Second, to go back to an earlier point, I think it's vital to remember that there are ways particular anatomy can be employed and many types of tools and means of using those tools, so a given range of functions might (through grip and precision) open up the ability to use old tools in better ways, use old tools in new ways, or use completely new tools, but that doesn't mean any of them are automatically going to be used in any of those ways - it certainly doesn't mean that the tools need to 'evolve'. For me, the missing ingredient here is the cognitive aspect of tool use - it's not just hand anatomy, or wrists, or bipedality... there's a fundamental cognitive component here that can't be overlooked while focusing solely on morphology.
Thirdly, I refer back again to the problems of adaptationism. How much benefit accrues from a given trait being selected for to become adaptive? I think the use of any particular anatomical feature has to be considered holistically. A hand isn't just being used to hold a branch and therefore climb a tree, it is also being used to pick a fruit, to peel spines off of it, to break that fruit into manageable pieces, to carry that fruit, to place that fruit into the mouth... the hand is also being used to groom one's fellows and oneself, to grab insects etc. etc.... in short, to perform a range of functions, all of which may be presenting competing selective pressures as particular anatomy may be preferable one way for one function, but another for another use. So then we'd perhaps need to look at which is offering the most survival benefit, if the trait is meant to be seen as adaptive. Which is the most important for the possessor of it to succeed in passing its DNA onto the next generation. I think what we would typically expect is some kind of Frankenstein - a hand suited to all of them, but not specialized in any to the detriment of the others. Across a population, the variability here may mean some individuals are better at peeling while others are better at smashing and others are peerless climbers, but a constrained range of anatomy has to support all these mild specializations.
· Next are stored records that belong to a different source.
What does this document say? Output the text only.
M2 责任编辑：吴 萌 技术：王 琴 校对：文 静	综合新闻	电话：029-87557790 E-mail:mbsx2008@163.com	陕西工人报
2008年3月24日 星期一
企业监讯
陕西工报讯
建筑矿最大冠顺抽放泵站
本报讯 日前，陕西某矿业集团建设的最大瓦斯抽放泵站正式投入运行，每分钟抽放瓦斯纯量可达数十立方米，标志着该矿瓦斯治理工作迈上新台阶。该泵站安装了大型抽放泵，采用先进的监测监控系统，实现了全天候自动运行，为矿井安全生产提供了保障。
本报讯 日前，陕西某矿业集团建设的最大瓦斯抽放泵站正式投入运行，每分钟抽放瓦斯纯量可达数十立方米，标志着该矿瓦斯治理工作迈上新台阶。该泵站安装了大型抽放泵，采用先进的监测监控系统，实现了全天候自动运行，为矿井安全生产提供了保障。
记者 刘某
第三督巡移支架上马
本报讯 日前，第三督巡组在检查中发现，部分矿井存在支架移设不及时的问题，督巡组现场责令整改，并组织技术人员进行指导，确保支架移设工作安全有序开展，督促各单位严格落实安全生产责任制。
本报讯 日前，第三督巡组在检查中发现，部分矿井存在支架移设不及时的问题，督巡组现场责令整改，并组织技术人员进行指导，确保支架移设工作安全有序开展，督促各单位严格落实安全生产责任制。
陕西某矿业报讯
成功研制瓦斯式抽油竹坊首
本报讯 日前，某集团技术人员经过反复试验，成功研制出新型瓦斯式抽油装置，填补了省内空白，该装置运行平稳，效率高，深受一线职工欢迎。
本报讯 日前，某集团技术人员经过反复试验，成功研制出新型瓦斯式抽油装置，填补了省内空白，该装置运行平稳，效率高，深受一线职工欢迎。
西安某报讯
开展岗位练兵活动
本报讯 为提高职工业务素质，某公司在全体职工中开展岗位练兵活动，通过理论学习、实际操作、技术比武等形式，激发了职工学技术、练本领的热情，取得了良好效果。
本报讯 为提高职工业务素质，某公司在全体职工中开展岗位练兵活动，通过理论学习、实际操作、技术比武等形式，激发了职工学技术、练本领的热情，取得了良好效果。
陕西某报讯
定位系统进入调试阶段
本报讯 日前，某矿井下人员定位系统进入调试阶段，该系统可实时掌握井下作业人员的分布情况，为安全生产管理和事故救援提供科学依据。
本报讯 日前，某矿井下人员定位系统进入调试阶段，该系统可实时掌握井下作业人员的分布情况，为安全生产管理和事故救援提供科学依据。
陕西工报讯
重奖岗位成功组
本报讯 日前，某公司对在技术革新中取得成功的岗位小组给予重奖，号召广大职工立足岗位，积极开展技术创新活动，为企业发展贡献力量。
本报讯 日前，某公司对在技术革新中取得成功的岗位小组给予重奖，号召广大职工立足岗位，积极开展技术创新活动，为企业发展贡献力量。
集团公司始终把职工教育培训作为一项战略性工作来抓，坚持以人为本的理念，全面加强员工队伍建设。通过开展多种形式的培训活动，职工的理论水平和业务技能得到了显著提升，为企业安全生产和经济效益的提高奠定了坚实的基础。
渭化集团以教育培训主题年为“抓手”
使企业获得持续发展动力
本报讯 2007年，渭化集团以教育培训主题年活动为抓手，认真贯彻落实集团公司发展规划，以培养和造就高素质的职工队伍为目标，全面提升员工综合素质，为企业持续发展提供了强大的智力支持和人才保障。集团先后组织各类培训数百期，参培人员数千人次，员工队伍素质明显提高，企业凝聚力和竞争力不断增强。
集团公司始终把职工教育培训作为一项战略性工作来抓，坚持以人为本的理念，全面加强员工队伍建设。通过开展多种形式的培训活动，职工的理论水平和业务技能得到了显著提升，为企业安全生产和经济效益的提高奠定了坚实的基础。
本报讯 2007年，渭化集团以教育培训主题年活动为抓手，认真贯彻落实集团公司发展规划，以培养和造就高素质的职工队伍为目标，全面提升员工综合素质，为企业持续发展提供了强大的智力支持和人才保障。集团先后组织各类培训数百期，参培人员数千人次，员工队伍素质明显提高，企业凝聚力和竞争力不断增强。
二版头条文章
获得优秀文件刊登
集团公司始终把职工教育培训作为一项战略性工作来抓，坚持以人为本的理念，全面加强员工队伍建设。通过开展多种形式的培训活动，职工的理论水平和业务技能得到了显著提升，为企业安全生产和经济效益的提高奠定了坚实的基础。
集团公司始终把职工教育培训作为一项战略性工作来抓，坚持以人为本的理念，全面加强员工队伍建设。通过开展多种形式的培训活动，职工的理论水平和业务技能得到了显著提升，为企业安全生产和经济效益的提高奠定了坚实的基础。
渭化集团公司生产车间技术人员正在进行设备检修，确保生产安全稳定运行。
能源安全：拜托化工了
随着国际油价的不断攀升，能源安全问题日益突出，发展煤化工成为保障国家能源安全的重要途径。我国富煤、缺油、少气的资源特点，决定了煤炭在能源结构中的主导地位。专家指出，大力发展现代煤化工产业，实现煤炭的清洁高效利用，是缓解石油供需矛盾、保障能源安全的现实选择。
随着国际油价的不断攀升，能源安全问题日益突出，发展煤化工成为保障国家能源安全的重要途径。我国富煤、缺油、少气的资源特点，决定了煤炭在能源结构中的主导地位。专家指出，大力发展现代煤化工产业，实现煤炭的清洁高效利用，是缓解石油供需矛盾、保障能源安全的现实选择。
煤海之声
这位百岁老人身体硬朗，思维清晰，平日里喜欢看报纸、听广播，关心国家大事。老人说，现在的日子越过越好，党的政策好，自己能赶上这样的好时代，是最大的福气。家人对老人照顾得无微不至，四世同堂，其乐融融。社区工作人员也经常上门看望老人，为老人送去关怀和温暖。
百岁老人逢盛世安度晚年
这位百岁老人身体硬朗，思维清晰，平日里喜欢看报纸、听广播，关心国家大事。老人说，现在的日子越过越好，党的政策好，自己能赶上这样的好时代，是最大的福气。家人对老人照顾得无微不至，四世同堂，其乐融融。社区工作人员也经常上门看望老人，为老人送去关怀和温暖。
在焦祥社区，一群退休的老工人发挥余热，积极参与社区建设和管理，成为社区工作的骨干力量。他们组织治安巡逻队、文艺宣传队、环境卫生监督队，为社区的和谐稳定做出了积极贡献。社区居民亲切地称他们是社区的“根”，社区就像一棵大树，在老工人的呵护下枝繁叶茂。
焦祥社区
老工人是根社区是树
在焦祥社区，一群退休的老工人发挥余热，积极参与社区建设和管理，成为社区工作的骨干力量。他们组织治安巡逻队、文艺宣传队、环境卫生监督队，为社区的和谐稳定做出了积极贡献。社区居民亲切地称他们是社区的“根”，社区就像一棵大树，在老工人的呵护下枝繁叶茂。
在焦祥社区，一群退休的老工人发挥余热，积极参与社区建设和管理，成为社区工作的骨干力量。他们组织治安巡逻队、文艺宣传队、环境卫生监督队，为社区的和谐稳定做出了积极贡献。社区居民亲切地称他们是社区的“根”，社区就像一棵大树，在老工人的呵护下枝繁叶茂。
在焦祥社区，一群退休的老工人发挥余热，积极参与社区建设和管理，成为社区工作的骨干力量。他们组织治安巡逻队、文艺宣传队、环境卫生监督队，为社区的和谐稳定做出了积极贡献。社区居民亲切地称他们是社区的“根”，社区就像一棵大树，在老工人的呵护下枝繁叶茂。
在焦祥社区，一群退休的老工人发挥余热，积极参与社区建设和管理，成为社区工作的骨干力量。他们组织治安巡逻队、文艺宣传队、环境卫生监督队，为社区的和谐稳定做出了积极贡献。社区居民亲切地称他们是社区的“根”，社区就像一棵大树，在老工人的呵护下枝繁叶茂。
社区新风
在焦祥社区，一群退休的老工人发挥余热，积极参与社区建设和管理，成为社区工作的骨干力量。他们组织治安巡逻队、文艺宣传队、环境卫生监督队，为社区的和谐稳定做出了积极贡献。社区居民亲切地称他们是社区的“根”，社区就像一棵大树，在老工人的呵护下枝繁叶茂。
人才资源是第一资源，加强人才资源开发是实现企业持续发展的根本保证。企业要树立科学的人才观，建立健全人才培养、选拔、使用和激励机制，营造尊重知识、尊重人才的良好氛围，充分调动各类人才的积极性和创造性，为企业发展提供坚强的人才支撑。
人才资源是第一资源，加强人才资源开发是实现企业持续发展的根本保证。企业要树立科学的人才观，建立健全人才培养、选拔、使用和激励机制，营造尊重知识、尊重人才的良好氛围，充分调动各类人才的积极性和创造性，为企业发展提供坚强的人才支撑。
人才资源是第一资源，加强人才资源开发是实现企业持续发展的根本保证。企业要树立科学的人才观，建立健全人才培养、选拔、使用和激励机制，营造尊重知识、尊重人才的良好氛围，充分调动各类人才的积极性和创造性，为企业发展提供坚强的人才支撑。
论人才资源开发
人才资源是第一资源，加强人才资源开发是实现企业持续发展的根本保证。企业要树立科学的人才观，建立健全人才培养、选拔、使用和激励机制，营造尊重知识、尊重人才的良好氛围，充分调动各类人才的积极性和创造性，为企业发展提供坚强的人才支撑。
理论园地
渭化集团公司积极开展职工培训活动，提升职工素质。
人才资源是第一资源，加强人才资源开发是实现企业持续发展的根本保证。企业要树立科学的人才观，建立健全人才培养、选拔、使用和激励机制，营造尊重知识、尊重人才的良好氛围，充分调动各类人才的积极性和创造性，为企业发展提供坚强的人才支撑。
Finally, I think to really dig in here, we need to look very closely at the technology being discussed because I think it's not necessarily the case that everyone's familiar with it. For example, I've already pointed out that chimpanzees can accidentally create flakes while bashing hammer and anvil stones. Chimps can then also use those flakes for other purposes. This isn't quite as sophisticated as Oldowan technology, but it is very close - Oldowan industry is extremely crude, and it doesn't change for a million years; there are perfectly respectable arguments made that it is cognitively equivalent to the haphazard, unplanned results of chimps bashing rocks, that Oldowan as a method is basically ex tempore fortune and really not a manufacturing process at all. Acheulean technology is a little more sophisticated, but then again doesn't change for a million years. There is no apparent innovation occurring here - the techniques stay largely the same across vast tracts of the world for hundreds of thousands of years. So again, we're not seeing innovation - that comes later with Mode III tools which are clearly superior versions of Mode II - they're obviously worked, they are obviously planned, and they are obviously innovations, and consequently we see massive variability in tools and tool use explode at this point.